Fries von Civi­talba (Teil 1)

Ende des 19. Jhs. n. Chr. entdeckte man auf einem ca. 6 km nordöst­lich des antiken Sen­tinum gelegenen Hü­gel architektonische Terra­kotten, die Kämpfe gegen Gallier darstellen. Beim Fundplatz handelte es sich offenbar um ein Depot. Der zugehörige Tempel wurde nicht entdeckt.

Die Skulptu­ren zeigen Gal­lier, die vor den Vertei­digern eines von ihnen ge­plünderten Heiligtums fliehen. Verschiedene Gefäße wie Omphalos­scha­len oder Kan­nen – am Boden und in den Händen der Gal­lier – dienen als Ort­scharakterisierung.

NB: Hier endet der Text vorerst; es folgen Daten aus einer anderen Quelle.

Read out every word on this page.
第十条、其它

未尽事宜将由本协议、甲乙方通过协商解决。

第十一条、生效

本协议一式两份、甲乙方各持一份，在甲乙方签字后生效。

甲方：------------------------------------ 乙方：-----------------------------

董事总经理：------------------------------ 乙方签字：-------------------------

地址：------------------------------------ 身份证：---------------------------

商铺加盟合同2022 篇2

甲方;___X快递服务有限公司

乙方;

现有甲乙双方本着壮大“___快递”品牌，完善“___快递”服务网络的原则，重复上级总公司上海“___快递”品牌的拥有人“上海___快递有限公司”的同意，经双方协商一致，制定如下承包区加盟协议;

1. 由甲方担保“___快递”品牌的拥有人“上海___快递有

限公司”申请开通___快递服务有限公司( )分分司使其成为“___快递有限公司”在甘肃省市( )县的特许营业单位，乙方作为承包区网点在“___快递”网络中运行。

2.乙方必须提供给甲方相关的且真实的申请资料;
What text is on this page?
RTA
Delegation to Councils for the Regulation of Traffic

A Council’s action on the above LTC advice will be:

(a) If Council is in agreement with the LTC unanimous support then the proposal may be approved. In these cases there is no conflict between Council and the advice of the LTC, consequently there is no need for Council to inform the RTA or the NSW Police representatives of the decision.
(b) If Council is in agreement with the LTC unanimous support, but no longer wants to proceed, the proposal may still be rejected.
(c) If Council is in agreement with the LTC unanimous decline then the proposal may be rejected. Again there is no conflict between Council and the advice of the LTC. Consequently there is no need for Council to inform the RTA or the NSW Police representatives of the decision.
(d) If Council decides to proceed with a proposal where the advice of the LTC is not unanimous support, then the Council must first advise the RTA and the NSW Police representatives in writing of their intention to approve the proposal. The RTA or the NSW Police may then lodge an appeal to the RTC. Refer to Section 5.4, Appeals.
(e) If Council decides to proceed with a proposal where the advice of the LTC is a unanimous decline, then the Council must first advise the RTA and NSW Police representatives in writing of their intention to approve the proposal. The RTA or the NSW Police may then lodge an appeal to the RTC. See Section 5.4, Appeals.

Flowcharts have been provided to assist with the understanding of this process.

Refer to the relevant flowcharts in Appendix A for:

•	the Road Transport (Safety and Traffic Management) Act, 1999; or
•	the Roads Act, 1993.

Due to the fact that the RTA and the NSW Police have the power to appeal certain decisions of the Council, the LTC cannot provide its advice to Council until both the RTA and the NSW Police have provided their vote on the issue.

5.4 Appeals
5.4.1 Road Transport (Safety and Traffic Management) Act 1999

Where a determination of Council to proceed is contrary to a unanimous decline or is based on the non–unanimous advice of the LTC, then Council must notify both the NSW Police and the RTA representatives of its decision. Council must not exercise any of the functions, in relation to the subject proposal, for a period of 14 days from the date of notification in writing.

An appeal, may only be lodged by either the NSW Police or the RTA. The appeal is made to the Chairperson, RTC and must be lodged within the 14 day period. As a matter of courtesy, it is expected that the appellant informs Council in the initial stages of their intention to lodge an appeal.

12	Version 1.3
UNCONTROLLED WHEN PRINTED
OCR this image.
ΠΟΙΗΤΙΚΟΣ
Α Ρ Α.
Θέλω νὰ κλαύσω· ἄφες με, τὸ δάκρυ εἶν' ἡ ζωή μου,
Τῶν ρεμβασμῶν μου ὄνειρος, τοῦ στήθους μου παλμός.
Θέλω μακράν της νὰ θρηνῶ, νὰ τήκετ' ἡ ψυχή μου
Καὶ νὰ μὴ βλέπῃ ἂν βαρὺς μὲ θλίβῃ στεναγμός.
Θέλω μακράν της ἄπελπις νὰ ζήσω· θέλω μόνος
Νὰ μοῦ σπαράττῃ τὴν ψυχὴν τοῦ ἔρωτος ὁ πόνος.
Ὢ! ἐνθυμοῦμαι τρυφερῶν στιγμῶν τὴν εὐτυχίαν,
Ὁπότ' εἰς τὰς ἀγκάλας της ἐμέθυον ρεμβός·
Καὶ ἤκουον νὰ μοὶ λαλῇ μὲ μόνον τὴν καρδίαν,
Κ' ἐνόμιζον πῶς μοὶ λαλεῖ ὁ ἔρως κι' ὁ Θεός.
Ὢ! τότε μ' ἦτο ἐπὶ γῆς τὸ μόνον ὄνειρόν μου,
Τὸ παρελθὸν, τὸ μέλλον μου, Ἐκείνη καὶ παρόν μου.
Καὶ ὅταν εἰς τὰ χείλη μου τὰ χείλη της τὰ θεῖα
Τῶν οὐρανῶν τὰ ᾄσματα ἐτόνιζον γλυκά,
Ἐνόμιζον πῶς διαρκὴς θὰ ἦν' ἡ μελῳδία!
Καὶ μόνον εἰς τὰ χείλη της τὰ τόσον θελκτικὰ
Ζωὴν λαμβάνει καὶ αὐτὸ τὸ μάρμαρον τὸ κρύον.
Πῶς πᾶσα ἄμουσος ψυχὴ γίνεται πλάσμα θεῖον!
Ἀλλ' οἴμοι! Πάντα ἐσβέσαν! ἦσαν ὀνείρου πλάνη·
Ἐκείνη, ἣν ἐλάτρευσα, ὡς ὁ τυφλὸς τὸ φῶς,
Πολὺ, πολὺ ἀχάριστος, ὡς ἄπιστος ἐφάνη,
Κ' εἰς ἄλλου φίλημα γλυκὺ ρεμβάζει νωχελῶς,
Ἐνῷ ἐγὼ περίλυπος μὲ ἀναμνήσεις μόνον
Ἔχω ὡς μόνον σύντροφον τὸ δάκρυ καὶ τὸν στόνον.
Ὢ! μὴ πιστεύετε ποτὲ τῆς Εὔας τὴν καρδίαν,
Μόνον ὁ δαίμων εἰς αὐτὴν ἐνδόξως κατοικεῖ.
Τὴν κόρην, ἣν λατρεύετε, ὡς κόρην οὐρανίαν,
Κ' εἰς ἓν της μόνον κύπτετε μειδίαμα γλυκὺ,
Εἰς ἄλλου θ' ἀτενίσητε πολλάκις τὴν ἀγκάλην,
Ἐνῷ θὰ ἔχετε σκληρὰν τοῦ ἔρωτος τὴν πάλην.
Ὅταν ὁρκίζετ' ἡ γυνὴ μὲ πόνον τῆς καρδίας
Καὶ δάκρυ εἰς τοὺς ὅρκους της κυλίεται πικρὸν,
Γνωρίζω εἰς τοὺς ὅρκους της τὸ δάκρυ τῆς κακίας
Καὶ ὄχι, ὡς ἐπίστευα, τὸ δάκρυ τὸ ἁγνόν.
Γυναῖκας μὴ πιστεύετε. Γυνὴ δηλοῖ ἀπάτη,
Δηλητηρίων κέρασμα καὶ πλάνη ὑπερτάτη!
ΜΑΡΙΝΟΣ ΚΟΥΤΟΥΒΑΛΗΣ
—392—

Die Gallier sind gekenn­zeichnet durch den Schnurrbart, den Torques und ein rechteckiges Scutum sowie, in ei­nem Fall, durch eine Art Jacke aus Fell. Einige tragen einen Umhang, andere sind bis auf einen Gür­tel und einen Mantel nack­t. Auf­fallend ist, dass sich unter den erhaltenen Teilen keine Kampfgruppen befinden. Alle Gallier befinden sich auf der Flucht. Einer von ih­nen flieht mit ei­nem Streitwagen, wobei seine Pferde einen seiner Ge­fährten nieder­werfen. Einer der Gallier trägt einen toten oder verwun­deten Gefährten. Unter den Gegnern fällt zunächst eine weibliche Fi­gur auf, die mit einem langen ge­gürteten Chiton mit Über­schlag und einem Mantel be­kleidet ist. In ihrer rechten Hand er­kennt man den Rest eines läng­lichen Gegenstands. Viel­leicht benutzte sie eine Fackel als Waffe. Eine an­dere Figur, in Rückenan­sicht, trägt einen kur­zen, in der Taille mit einer Schärpe gegür­teten Chiton, einen Mantel und hohe Stiefel mit umgeleg­ten Klap­pen.